Just as he had done in high school, he set what was then a school record for most points in a basketball game. His 38-point performance came at a time when high-scoring games were rare. Dad was inducted into the Ouachita Sports Hall of Fame in 2007 and received the distinguished service award from the Benton Athletic Memorial Museum in 2008.

He was hired as a coach at Newport High School after graduating from Ouachita in 1948. Dad spent three years there, coaching all sports and becoming known as the state's up-and-coming coach. But my sister had arrived, and Dad decided he could better provide for his family as a businessman. He joined his older brother in Arkadelphia. During the next several decades, the Nelson brothers built one of the largest retailers of team athletic supplies in the South.

Dad spent long days on the road, calling on high school and college coaches. There was nothing I loved more than being on the road with him. He knew virtually every coach in the state on a first-name basis. He could drive to any school in Arkansas without having to ask for directions. He knew every mascot and probably knew the records at each school for whatever sport was in season.

When he wasn't selling team supplies, he was officiating football and basketball games. He was also a baseball umpire and for many years was the state's premier track starter. I suspect that shooting that starting pistol next to his right ear at so many meets was the reason he was hard of hearing.

And when he wasn't doing those things, he was hunting and fishing. While other men went to sports events, fishing and hunting with their buddies, I was my dad's partner. He would roust me from bed before daylight on Saturday mornings to go quail or duck hunting. He taught me how to put a worm on a hook and later taught me how to tie on artificial lures.

He also taught me how to clean bream, catfish, crappie and bass. I became proficient under his tutelage at breasting out a limit of doves and cleaning a mess of quail, though I remain a terrible shot.

Dad loved floating the Caddo River for smallmouth bass. When it became evident that his dementia was getting worse, I was determined to take him on one last float trip. My mother enjoyed visiting Eureka Springs, so I decided the nearby Kings River would be the location of the float.

My father was too old to spend the day in a canoe, but northwest Arkansas guide Ken Richards had a drift boat like those common on the rivers of the American West. I told Ken that I would pay him for the entire day but that we would only fish as long as my dad wanted to do so. We would take our time, stop whenever he needed to stretch, and not be overly serious about catching fish.

I describe the Kings as the Buffalo River without the traffic. The beautiful stream flows north through Madison and Carroll counties for almost 90 miles until its confluence with the White River at Table Rock Lake on the Arkansas- Missouri border.
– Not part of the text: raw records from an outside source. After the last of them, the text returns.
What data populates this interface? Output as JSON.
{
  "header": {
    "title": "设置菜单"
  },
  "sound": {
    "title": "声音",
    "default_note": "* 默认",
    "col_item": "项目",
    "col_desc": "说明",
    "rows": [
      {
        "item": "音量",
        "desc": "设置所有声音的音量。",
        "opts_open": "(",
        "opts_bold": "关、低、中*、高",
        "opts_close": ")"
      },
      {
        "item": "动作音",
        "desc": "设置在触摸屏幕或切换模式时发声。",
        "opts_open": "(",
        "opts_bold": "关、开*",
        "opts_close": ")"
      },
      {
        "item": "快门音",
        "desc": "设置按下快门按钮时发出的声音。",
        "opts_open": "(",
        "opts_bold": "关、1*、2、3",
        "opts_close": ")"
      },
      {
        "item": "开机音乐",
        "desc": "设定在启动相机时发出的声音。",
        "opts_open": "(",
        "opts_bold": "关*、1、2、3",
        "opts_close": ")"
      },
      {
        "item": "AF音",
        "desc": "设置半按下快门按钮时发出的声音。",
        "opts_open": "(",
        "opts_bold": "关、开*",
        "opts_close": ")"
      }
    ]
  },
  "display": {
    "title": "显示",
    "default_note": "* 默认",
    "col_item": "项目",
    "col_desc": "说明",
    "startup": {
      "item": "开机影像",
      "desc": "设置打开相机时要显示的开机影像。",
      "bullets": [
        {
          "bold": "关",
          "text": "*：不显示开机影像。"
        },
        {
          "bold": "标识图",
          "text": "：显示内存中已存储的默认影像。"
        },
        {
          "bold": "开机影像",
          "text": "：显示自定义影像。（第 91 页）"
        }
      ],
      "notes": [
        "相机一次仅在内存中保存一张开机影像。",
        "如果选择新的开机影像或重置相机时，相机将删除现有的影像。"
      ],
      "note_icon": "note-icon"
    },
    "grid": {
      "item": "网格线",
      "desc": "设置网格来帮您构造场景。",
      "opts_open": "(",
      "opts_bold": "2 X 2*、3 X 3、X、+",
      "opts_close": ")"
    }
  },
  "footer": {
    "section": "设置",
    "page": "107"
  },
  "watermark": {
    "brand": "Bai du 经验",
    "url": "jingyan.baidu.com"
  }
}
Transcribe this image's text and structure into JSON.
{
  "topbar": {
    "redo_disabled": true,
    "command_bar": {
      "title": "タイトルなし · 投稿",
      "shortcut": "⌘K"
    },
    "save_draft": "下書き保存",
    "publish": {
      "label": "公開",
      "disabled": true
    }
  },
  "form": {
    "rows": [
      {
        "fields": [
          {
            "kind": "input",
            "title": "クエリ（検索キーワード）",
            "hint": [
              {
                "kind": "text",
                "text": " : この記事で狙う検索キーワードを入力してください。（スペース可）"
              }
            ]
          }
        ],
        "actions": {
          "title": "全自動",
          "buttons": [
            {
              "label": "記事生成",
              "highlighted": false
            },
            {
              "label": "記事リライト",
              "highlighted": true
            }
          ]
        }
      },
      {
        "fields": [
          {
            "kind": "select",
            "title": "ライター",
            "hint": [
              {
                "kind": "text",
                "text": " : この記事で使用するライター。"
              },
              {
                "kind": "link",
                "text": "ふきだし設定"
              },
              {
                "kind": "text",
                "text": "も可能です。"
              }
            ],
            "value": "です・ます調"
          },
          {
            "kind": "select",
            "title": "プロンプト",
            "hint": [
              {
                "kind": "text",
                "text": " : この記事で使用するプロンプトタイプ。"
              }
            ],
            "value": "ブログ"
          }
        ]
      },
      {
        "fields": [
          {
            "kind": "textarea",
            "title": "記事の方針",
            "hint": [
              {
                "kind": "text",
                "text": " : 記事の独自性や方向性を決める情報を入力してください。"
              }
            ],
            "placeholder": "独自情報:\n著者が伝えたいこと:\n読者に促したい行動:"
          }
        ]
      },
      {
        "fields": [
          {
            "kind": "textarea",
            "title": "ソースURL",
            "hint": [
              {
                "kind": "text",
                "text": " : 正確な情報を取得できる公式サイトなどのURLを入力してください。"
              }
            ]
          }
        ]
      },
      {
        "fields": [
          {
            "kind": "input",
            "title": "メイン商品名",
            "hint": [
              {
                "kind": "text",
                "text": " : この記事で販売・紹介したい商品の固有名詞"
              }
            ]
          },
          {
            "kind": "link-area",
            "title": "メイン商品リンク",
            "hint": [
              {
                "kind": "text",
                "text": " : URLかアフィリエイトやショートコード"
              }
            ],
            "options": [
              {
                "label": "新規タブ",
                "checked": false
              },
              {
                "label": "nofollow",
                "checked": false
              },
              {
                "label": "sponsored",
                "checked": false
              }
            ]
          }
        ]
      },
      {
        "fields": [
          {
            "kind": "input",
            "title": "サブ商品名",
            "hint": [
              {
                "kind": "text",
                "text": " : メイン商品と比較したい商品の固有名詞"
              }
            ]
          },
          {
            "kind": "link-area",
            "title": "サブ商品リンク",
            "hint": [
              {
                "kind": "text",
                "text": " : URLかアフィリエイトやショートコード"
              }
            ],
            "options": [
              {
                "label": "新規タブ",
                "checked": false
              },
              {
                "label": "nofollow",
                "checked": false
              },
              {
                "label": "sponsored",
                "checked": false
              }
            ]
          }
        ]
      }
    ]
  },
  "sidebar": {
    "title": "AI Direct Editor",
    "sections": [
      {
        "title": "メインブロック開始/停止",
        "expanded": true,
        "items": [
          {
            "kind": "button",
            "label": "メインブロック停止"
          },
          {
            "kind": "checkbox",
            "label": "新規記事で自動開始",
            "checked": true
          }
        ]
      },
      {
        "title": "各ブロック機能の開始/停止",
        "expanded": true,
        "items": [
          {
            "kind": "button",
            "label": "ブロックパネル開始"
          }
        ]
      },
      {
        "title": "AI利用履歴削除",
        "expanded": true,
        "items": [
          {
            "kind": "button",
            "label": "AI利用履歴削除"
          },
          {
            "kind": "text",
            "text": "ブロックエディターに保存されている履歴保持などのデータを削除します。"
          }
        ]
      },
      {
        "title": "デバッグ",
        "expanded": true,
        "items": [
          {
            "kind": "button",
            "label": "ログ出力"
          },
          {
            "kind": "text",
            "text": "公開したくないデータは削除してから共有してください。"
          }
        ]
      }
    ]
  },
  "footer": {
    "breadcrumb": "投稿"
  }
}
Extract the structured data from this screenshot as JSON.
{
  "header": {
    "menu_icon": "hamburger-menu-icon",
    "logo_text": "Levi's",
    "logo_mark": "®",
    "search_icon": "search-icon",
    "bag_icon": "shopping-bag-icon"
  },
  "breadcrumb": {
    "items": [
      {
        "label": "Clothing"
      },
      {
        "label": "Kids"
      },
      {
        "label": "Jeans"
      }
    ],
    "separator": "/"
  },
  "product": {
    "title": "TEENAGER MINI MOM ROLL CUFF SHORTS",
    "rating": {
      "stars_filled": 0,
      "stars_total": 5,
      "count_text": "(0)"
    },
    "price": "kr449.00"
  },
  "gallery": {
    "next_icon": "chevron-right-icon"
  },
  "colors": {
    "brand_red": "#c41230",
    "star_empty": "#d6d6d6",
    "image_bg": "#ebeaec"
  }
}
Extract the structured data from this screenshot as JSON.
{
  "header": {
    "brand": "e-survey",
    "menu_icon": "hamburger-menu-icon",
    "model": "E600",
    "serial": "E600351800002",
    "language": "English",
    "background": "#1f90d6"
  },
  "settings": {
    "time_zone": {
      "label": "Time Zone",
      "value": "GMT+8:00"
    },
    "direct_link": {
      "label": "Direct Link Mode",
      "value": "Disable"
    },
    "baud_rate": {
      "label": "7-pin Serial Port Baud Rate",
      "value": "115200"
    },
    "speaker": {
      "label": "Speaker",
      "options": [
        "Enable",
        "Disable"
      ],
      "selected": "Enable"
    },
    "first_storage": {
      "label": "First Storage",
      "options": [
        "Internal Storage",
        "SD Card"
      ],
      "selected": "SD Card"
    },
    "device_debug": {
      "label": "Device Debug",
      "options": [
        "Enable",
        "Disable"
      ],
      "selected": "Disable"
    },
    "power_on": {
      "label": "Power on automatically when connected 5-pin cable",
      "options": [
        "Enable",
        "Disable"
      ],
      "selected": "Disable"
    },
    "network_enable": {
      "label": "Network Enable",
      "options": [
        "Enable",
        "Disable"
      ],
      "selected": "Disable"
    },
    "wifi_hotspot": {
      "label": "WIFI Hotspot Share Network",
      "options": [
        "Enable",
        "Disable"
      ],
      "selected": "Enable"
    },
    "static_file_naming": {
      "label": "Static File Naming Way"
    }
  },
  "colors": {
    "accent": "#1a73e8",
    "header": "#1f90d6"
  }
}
Dad, a man who in his younger days would fish until it was too dark to see, seemed nervous when we left the hotel that Saturday morning. He told me more than once that he wasn't feeling well and that I should go fishing without him. I ignored him. I knew instinctively that this would be our final float.

Once we were on the water and he saw that he had room to spread out a bit in the drift boat, he was better. We caught fish. We saw wildlife along the banks and eagles in the sky above. He opened up and began telling stories to Ken, a sign that he was having fun.

When it was time for lunch, Ken pulled onto a gravel bar, set up tables and chairs, built a fire and prepared a hot meal. Dad enjoyed that, but it was clear that he was already tired by noon.

As small clouds drifted by, he said: "It looks like it's going to rain. We better get back to the car."

I whispered to Ken that we wouldn't be fishing after lunch. Our guide could simply row, and we would enjoy the scenery along the way. We were back at the hotel by early afternoon, and Dad was napping within minutes.

In September 2008, we moved him from the home where he had lived for almost 50 years in Arkadelphia to a nursing home in Little Rock.

On this 10th anniversary of his death, I don't think about those final 30 months in the nursing home. I think instead about that float trip on the Kings River of north Arkansas.


Rex Nelson is a senior editor at the Arkansas Democrat-Gazette.